March 23, 2016
By Doug Stange
Trinity River, Texas Alligator Gar—Here is a fish that may grow to 400 pounds, may live for 75 years, and fights like a professional wrestler with a system full of steroids. Set the hook and Old Tooth Face is coming up for a look, head and three-quarter body length above the water, jaws ajar, teeth slashing and gnashing, one of the most awesome and unique sights in freshwater fishing.
Anglers traveling to fish the Trinity River, with a main stretch running from Dallas to Livingston Reservoir, have an excellent chance of tangling with gar surpassing 100 pounds—especially if they choose to fish with Capt. Kirk Kirkland. Indeed, hook-and-line gar fishing as we know it today was pretty much pioneered by Kirkland, who insists on releasing everything that's caught.
Gator gar can be on the move in the Trinity by March, but the best fishing transpires in warmer weather, from May through July into the dead of summer if you can stand the heat. The fishing slows again in fall by November.
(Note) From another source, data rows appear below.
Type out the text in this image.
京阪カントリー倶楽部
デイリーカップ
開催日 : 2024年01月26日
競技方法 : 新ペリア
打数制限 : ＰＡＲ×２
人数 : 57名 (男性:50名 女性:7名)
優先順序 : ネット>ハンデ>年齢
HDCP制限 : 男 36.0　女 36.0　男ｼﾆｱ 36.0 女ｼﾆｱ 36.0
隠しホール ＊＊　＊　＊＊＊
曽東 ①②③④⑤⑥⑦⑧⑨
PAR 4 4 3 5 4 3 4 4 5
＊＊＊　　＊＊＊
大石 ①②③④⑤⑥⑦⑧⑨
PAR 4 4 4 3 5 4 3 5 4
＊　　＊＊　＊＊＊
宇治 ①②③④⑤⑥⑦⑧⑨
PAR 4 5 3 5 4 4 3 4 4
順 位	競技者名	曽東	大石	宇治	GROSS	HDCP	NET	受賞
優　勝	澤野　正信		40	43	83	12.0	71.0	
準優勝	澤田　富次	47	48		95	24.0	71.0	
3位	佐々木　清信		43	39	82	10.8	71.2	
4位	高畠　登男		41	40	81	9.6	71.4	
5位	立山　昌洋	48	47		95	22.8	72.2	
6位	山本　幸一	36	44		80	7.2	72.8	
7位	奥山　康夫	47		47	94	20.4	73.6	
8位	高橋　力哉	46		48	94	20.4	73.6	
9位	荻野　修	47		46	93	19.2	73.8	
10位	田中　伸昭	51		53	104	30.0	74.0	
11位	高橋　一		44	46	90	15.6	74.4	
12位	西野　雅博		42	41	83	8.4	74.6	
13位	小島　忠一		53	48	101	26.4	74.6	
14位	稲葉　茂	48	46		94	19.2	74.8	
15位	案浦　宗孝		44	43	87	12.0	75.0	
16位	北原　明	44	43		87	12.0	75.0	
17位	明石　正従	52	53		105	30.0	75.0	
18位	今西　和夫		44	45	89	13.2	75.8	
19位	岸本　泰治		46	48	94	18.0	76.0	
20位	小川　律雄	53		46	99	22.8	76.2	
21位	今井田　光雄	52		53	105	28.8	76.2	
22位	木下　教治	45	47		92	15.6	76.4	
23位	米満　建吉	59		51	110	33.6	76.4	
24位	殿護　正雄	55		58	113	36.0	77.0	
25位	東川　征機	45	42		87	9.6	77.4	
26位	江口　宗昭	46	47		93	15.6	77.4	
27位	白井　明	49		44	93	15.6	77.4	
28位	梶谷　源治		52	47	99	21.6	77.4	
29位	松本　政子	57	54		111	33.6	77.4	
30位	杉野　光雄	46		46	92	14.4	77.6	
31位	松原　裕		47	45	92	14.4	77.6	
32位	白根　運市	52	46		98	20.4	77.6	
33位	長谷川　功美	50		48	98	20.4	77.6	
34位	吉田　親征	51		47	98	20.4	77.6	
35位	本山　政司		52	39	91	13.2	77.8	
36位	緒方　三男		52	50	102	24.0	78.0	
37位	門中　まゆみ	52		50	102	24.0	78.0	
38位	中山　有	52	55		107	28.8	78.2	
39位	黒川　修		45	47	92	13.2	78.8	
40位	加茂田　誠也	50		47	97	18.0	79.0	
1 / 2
I have caught large specimens of all the largest freshwater fishing in North America: white sturgeon, gator gar, lake sturgeon, blue catfish, flathead catfish, king salmon, and carp. As a group these fish are brutes and fight brutishly determined battles, pulling long and hard. The sturgeons and gator gar add to that mix their spectacular ability to jump. Because they get so big and fight so hard—and they come up to survey the situation with a jump—surely sturgeon and gator gar aren't just among the greatest freshwater sportfish in North America, they are the greatest. And the Trinity River is arguably the best waters remaining for giant gator gar.